Dumped it......nephew came over. He almost puked from the smell..... top was covered in mold when we opened it. I did everything right as far as I know.
 
I did everything right as far as I know.
Using hot water was the root of the problem.

The heat encouraged microbe growth and quickly drove away the sulfite, combined with the lack of yeast it's a paradise for Clostridium and the other wild microbes.
 
i'm a huge fan of pawpaws and have been socking as much as i can away in the freezer as i collect them. the flavor and perfumy-ness are pretty strong and rich - i've had good results with mead with just 2 or 3 lbs per gallon in secondary.
 
Using hot water was the root of the problem.

The heat encouraged microbe growth and quickly drove away the sulfite, combined with the lack of yeast it's a paradise for Clostridium and the other wild microbes.
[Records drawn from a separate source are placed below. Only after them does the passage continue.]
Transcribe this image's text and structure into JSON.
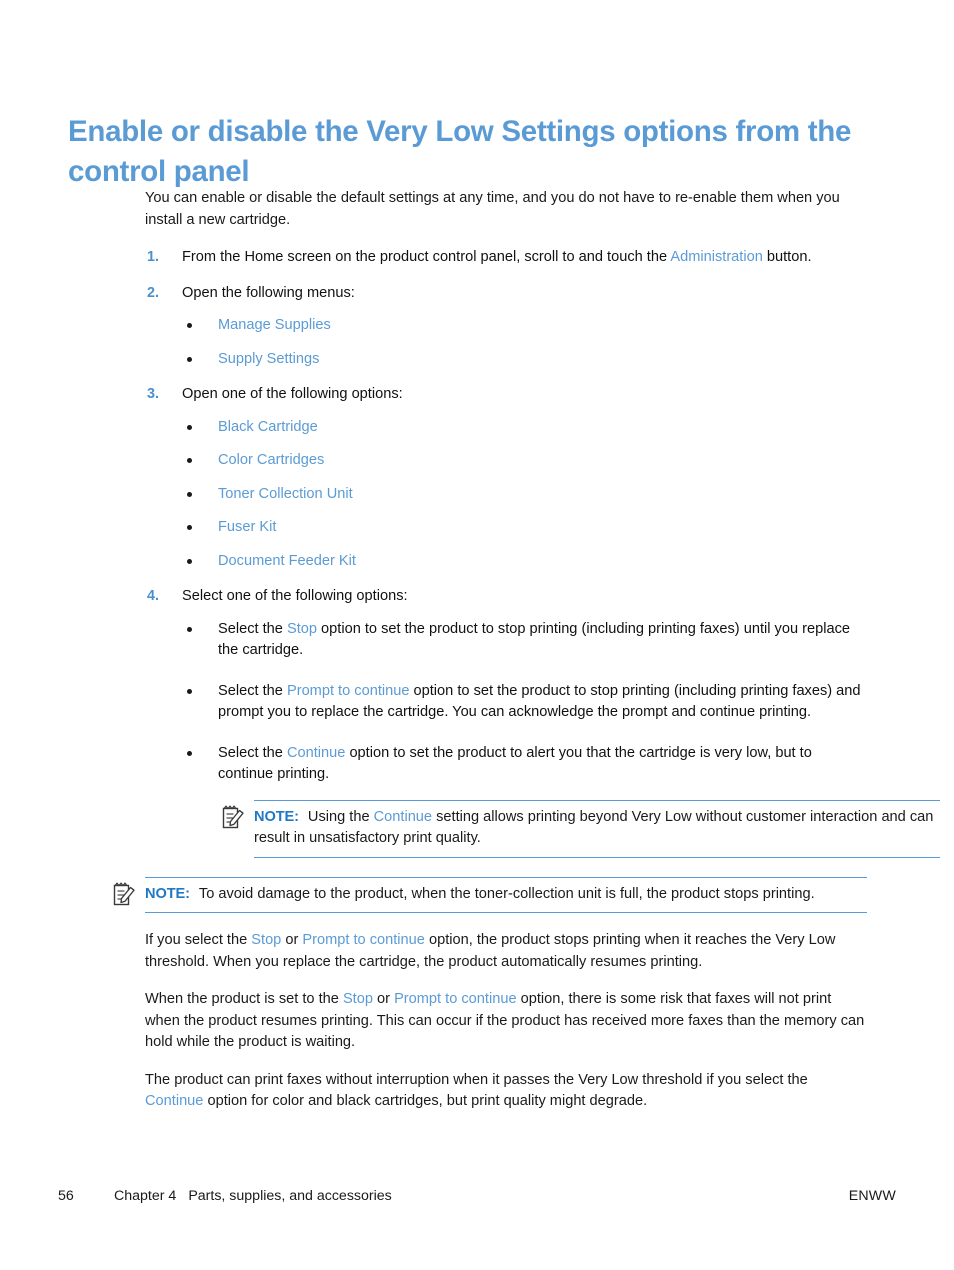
{
  "heading": "Enable or disable the Very Low Settings options from the control panel",
  "intro": "You can enable or disable the default settings at any time, and you do not have to re-enable them when you install a new cartridge.",
  "steps": [
    {
      "num": "1.",
      "text_before": "From the Home screen on the product control panel, scroll to and touch the ",
      "link": "Administration",
      "text_after": " button."
    },
    {
      "num": "2.",
      "text_before": "Open the following menus:",
      "link": "",
      "text_after": ""
    },
    {
      "num": "3.",
      "text_before": "Open one of the following options:",
      "link": "",
      "text_after": ""
    },
    {
      "num": "4.",
      "text_before": "Select one of the following options:",
      "link": "",
      "text_after": ""
    }
  ],
  "menus_list": [
    "Manage Supplies",
    "Supply Settings"
  ],
  "options_list": [
    "Black Cartridge",
    "Color Cartridges",
    "Toner Collection Unit",
    "Fuser Kit",
    "Document Feeder Kit"
  ],
  "select_options": [
    {
      "before": "Select the ",
      "link": "Stop",
      "after": " option to set the product to stop printing (including printing faxes) until you replace the cartridge."
    },
    {
      "before": "Select the ",
      "link": "Prompt to continue",
      "after": " option to set the product to stop printing (including printing faxes) and prompt you to replace the cartridge. You can acknowledge the prompt and continue printing."
    },
    {
      "before": "Select the ",
      "link": "Continue",
      "after": " option to set the product to alert you that the cartridge is very low, but to continue printing."
    }
  ],
  "note_1": {
    "icon": "note-icon",
    "label": "NOTE:",
    "before": "Using the ",
    "link": "Continue",
    "after": " setting allows printing beyond Very Low without customer interaction and can result in unsatisfactory print quality."
  },
  "note_2": {
    "icon": "note-icon",
    "label": "NOTE:",
    "before": "To avoid damage to the product, when the toner-collection unit is full, the product stops printing.",
    "link": "",
    "after": ""
  },
  "closing_paragraphs": [
    {
      "p1": "If you select the ",
      "l1": "Stop",
      "p2": " or ",
      "l2": "Prompt to continue",
      "p3": " option, the product stops printing when it reaches the Very Low threshold. When you replace the cartridge, the product automatically resumes printing."
    },
    {
      "p1": "When the product is set to the ",
      "l1": "Stop",
      "p2": " or ",
      "l2": "Prompt to continue",
      "p3": " option, there is some risk that faxes will not print when the product resumes printing. This can occur if the product has received more faxes than the memory can hold while the product is waiting."
    }
  ],
  "final_paragraph": {
    "p1": "The product can print faxes without interruption when it passes the Very Low threshold if you select the ",
    "l1": "Continue",
    "p2": " option for color and black cartridges, but print quality might degrade."
  },
  "footer": {
    "page_number": "56",
    "chapter_label": "Chapter 4",
    "chapter_title": "Parts, supplies, and accessories",
    "right_label": "ENWW"
  },
  "colors": {
    "heading_blue": "#5b9bd5",
    "link_blue": "#5b9bd5",
    "note_label_blue": "#2079c6",
    "rule_blue": "#5b9bd5",
    "body_text": "#1a1a1a"
  }
}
Apparently......I NEVER leave my wines set overnight with no yeast, but followed kellers recipe and left it set. .. won'tdo that again... the issue with pawpaws is that they are get ripe then rotten in about a day I think. You pretty much have to be standing there waiting.
 
... the issue with pawpaws is that they are get ripe then rotten in about a day I think. You pretty much have to be standing there waiting.
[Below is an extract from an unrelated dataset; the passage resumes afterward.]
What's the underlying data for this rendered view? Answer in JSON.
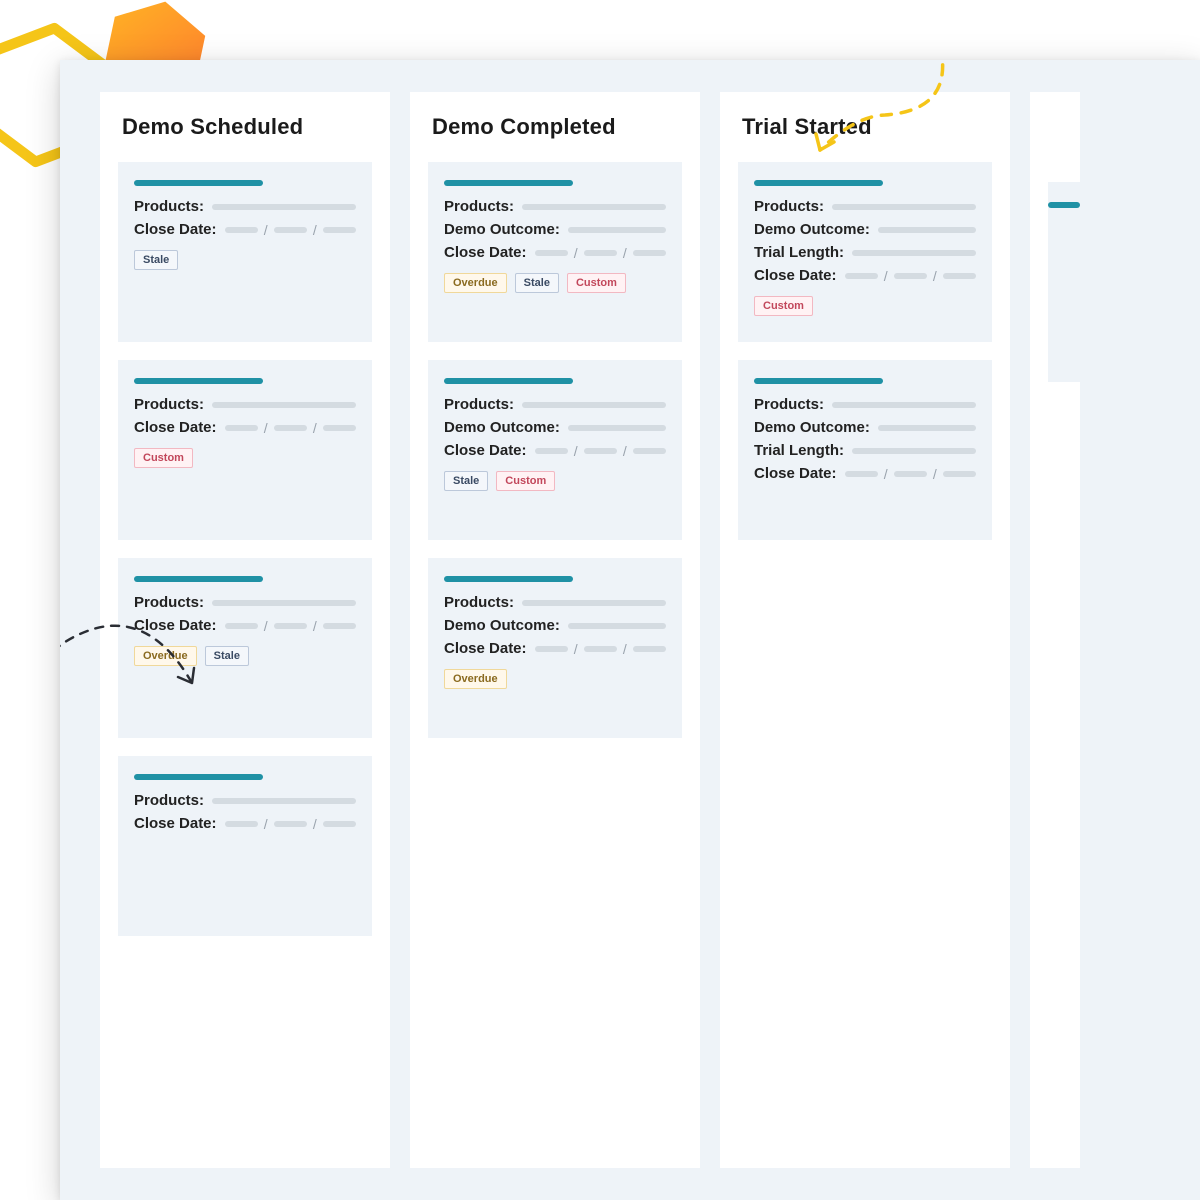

Could you elaborate? Are you having issues picking enough in one day that you have enough to make wine with before they go bad?
 
Could you elaborate? Are you having issues picking enough in one day that you have enough to make wine with before they go bad?
These were the first ones I have ever seen.... my nephew brought a 5 gallon bucket full. I read up on them and they ripen and fall FAST and rot quickly......and apparently wildlife love them.
 
a five-gallon bucket is a lot to deal with at once. the last few weeks i've been getting ~20lbs at a time and processing them directly into the freezer. trying to reach critical mass before starting brewing with them. that's those that i can keep from the wife - though i'm not complaining. this household is firmly in pawpaw pie season.